Tech Trader: Earnings from semiconductors may hold more keys to where the market is going than earnings from tech giants like TSLA, AMZN, and GOOGL; “Veteran traders who correctly anticipated the chip weakness now see the dynamic as a red flag for the stock market and the economy.”
Trader: Despite recent market turmoil, “it may not be the end of the world—or at least not the end of the bull market”; “Whether the easing of buybacks will continue is difficult to predict, but it’s interesting that such heretofore bullish activity has slowed considerably just when the stock market has had a nasty downturn”; Positive on ST: For long-term investors, the stock’s recent slump could provide a relatively inexpensive point to buy into a business whose products will be increasingly in use.
Profile: Tyler Rosenlicht, co-manager the Cohen & Steers MLP & Energy Opportunity fund, says the industry is in the midst of a “tectonic shift” that includes a major reshaping of the North American energy infrastructure.
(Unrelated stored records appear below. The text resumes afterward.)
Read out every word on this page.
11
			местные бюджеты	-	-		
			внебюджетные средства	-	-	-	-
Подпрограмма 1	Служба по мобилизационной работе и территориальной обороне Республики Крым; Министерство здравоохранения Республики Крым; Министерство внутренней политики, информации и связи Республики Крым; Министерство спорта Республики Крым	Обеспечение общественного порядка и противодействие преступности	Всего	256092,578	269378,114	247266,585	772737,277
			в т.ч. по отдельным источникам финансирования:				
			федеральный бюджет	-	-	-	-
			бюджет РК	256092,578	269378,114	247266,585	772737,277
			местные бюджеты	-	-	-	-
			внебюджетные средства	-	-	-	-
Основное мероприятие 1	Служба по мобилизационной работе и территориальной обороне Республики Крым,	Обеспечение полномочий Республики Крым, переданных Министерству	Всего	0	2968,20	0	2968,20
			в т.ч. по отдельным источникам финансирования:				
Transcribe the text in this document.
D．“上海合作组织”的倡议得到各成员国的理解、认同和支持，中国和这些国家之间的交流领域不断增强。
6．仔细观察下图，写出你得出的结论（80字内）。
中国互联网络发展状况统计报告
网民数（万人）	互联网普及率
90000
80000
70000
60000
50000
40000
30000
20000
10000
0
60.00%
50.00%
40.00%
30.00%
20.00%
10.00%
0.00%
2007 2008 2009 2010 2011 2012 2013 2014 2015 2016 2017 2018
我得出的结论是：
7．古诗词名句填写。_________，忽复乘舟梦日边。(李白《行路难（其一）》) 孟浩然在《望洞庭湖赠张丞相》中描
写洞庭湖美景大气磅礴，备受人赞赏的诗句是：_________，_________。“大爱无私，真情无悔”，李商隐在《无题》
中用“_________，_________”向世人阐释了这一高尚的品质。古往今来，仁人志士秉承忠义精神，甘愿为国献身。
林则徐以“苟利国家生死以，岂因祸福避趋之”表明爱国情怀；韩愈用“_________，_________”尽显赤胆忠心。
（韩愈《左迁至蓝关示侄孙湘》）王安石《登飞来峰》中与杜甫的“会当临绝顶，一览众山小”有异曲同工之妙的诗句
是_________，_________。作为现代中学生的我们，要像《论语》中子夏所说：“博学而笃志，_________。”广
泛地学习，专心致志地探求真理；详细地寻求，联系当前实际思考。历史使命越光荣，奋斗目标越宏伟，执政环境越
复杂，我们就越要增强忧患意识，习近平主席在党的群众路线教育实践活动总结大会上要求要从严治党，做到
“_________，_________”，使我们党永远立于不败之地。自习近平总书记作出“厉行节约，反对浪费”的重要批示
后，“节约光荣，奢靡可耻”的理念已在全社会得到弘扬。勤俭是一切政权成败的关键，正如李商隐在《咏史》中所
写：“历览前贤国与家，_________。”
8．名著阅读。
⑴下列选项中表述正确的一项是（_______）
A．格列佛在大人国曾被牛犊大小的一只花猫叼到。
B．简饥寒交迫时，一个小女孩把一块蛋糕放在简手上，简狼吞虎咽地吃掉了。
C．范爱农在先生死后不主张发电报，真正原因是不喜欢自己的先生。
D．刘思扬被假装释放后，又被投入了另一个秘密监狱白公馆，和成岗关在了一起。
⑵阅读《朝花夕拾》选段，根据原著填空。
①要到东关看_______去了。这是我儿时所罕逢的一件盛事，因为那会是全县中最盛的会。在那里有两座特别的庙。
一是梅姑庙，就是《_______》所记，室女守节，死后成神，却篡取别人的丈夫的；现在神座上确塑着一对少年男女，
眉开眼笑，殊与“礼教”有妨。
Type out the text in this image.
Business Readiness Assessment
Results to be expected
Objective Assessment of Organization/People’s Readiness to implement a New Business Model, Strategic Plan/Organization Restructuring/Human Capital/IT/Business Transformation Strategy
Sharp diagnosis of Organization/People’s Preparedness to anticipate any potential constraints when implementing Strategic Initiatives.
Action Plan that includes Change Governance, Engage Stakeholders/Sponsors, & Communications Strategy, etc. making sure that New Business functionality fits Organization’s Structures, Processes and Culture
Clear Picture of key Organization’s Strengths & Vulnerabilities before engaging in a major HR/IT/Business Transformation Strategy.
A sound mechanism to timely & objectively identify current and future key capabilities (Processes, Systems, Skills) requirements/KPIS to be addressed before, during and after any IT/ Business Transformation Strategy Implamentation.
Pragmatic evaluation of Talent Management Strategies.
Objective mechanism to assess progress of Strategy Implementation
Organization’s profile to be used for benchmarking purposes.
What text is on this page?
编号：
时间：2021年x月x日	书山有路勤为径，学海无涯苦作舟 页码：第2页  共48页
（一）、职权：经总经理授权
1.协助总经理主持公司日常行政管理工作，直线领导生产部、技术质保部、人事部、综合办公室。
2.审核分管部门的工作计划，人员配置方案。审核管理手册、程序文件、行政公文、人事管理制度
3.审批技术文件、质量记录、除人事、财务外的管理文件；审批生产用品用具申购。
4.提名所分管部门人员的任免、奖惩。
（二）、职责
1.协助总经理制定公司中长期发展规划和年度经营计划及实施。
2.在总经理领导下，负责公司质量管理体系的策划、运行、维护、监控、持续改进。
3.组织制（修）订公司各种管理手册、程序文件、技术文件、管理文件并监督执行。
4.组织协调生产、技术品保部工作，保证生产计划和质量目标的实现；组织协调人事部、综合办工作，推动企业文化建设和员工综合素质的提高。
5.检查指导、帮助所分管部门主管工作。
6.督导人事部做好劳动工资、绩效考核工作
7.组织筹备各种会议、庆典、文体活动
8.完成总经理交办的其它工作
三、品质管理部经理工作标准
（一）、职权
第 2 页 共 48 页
Interview: Howard Marks of OAK, known for his ability to look beyond daily market shifts, talks about the recent market upheaval, and says almost every boom is marked by too much optimism, not enough risk aversion, and too much money.
European Trader: Positive on BP, Royal Dutch Shell, Eni, Total: “Favorable valuations, a change in investor outlook, and a surge in oil prices could lift the stocks of major European oil producers.”
Emerging Markets: Investors are more likely to see the recent run-up in Turkish stocks as a short-term bounce rather than the dawn of a sustained rally.
Commodities: The first yearly decline in copper prices since 2015 has prompted investors to raise questions about other global markets, and many are expressing economic concerns.
Streetwise: Despite talk of lower drug prices among politicians, investors appear to be betting that a divided Congress will maintain the status quo, making some healthcare stocks worth considering.